Dozens of Queensland residents claim the small country town they live in is getting bankrupted by a single speed camera.
The Guardian reports residents of Malanda, roughly 115 kilometres south-west of Cairns, have received a litany of speeding fines in recent months from a portable speed camera.
State MP Shane Knuth started recording the number of offences handed to Malanda locals and over a two-week period in September, the town reportedly racked up 589 fines.
According to The Guardian, the town only has 811 households.
This reportedly amounts to a whopping $282,267 in fines being issued.
As a result, The Guardian says many residents are planning to contest their fines, and are questioning the accuracy of the temporary speed camera, citing allegedly incorrectly recorded speeds, as well as the placement of the camera.
The Queensland Police Service (QPS) manual offers guidance to officers on where they should be monitoring speed and The Guardian reports the camera was set up close to, but not in violation of the limits established by the manual.
The camera was reportedly stationed on a bend on Malanda-Atherton Road on a 60km/h stretch of downhill road, 350 metres away from a change in speed to 80km/h.
The manual advises that speed detection devices should not be set up on a downgrade of a hill, within 300 metres of a speed limit decrease, within 100 metres of a speed limit increase and where the length of a speed zone is less than a kilometre long.
Exceptions may be made if there’s a school zone, or if there have been accidents or reports of speeding. Mr Knuth says there haven’t been reports of the latter on this stretch of road.
In response, a spokesperson for the Department of Transport and Main Roads (TMR) reportedly said the manual “has no legislative requirement to be followed, however, TMR has adopted consistent practices with QPS”.
One resident criticised the use of a mobile speed camera instead of an actual police officer who could pull over offenders.

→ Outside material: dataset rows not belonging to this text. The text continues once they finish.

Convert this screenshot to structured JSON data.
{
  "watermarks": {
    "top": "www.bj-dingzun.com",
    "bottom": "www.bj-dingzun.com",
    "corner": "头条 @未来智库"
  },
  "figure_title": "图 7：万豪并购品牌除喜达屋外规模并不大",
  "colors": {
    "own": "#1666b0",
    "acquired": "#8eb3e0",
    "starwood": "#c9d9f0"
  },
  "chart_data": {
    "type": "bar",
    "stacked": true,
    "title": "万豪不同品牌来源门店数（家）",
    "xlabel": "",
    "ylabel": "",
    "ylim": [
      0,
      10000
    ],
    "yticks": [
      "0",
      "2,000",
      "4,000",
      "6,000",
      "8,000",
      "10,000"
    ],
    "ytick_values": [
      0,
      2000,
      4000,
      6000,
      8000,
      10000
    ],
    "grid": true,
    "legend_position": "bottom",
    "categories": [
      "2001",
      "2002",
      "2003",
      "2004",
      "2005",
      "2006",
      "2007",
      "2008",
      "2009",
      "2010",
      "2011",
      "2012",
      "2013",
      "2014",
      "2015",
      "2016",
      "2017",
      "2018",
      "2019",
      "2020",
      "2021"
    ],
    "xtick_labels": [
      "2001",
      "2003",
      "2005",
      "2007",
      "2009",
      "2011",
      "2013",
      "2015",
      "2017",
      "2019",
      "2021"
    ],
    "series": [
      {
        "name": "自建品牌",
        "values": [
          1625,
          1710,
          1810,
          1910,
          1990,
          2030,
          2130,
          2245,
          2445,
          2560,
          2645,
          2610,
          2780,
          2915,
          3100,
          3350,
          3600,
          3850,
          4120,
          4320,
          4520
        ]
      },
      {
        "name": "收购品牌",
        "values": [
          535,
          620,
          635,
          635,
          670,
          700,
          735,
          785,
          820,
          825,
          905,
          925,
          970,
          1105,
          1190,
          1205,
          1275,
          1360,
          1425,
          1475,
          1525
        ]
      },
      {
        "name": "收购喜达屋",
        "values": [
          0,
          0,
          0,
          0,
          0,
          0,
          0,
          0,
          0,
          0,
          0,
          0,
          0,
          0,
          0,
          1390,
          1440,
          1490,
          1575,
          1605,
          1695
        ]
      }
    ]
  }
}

“It’s not a safety thing when you’re receiving [the fine] a month later. You should be receiving it within 12 hours, so you can correct your action,” said Cirsty Bonadio to The Guardian.
She claimed her company’s fleet of vehicles had barely received a ticket in decades, only to get five all at once in October.
TMR said the use of cameras is to “free-up police officers for other duties, [which] is a benefit to everyone” and that the delay in sending fines, which by law must be posted to the driver, is “because each infringement is manually reviewed for accuracy”.
It confirmed a transportable speed camera was used in town between 7-21 September.
Local solicitor Brad Bragg – whose wife also received fines from the camera – suggested to The Guardian a class action could be on the cards if TMR could not produce the appropriate test documents to certify the camera.
He reportedly received a calibration certificate from the state government via Mr Knuth’s office, confirming the camera was certified in an accredited testing laboratory on April 11.
However, the speed detection manual reportedly requires a device to be “field tested” with records of the “date, time, location and applicable results of field testing of the particular device”.
Mr Bragg argues no such field test calibration certificate exists, and this therefore opens up the opportunity of a class action.
“Several validations and checks are undertaken prior to infringements being issued from TRSCs (transportable road safety cameras),” a TMR spokesperson told The Guardian.
“These include independent testing and calibration of the speed camera annually as required by legislation, secondary validation of the speed camera’s accuracy at each deployment, calculated verification of the offences and manual adjudication of the offences prior to an infringement being issued.
“Each TRSC is set up on site, following approved site layouts and instructions that meet legislative requirements and manufacturer specifications to ensure consistency and reliability.”